A young couple who were also new to the organization walked outside after me, and we shook our heads a little and laughed. Mike raised an eyebrow at me as he leaned back into a stretch. “Kind of hard to swallow, right?” I mumbled an agreement and shook my head again. When our break ended, we trudged back in for worship and prayer. Most of the class had been praying through the break, examining their hearts, eager for more. The band started playing, and the directors walked around laying hands on shoulders, praying for students.
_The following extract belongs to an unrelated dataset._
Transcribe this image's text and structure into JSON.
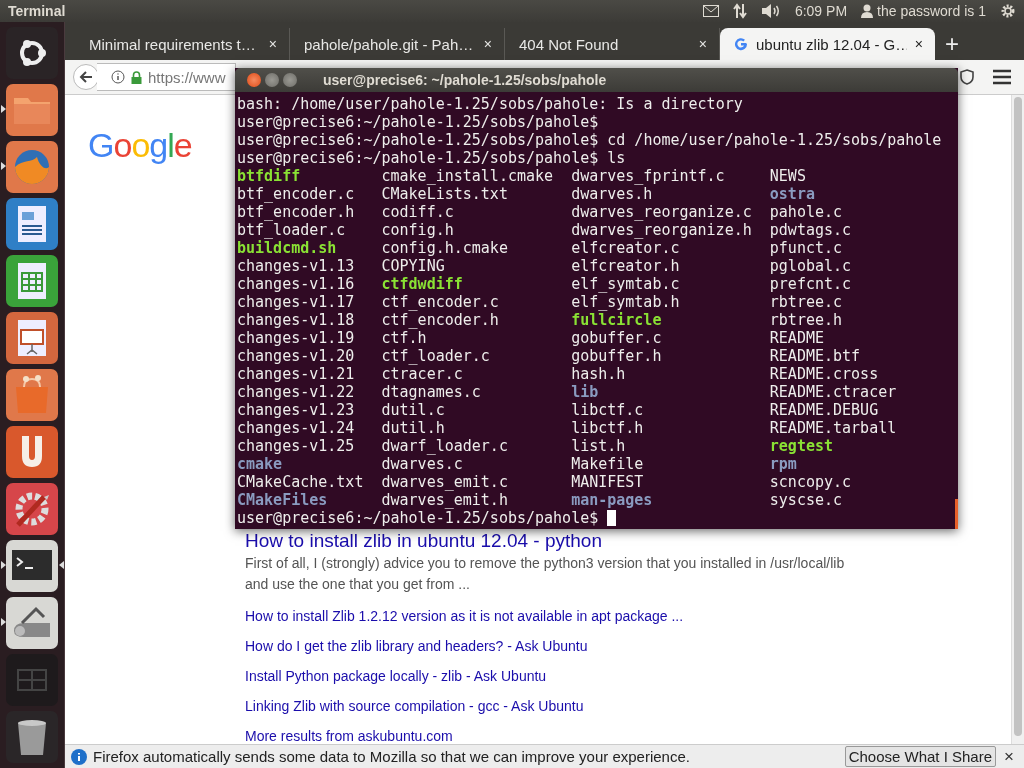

I was leaning against the cabinet where we stored linens and church supplies at the back, just barely singing along, when Rick loomed up next to me.

“How’s it going?”

“I’m doing pretty well, thanks.” I wavered a smile.

“Can I pray for you?”

I nodded slightly. “Okay.”

“I see that you’re afraid of something. I wonder if there’s anything that resonated with you from the talk before.”

I shot a look up at him. “Nothing really stands out.”

“I wonder if you’d be willing for me to pray for deliverance for you from the Angel of Light, or if you’re willing to pray for it yourself. God wants you to be free. He wants you to be healed.”

I stiffened against the cabinet, stood up, stopped leaning. Rick’s face was above mine. He was still standing next to me, bouncing slightly as he spoke. I let him pray for me, said the words he told me to say.

 

In trainings about this kind of prayer, teachers always distinguish between things that are “from God” and things that are “just from me.” This distinction is supposed to help clarify when to take something seriously and when to let it go. But if it offers clarity, it does so only by obscuring other things. It was still Rick’s tongue that shaped the words, Rick’s breath on my ear as he leaned in to whisper. How do I bracket out a person, his lively, bouncing self, with all his jumbled up motives and our whole fraught relationship, in order to hear only God’s words, speaking directly to me?

Some of the things people have said about me in prayer aren’t true. As with the prophecy about the British visa—a man said something was going to happen, and it didn’t. The other things people said about me—the affirming words of encouragement as well as the strange, manipulative words—had their own way of prophesying. They didn’t predict the future, but they conjured pictures of who I am and who God is, and how we people are in relationship with each other. I’ve waved some of these pictures away easily. Others are still hanging around, like the trailing yarn on the sleeve of a gray sweater I have, waiting either to be snipped off or woven back in.

 

 

Names in this essay have been changed.

 

 

 


Claire Latimer-Dennis is a Montrealer living in Toronto. She holds an MDiv from Duke Divinity School and is preparing for ordination to the priesthood in the Anglican Church of Canada.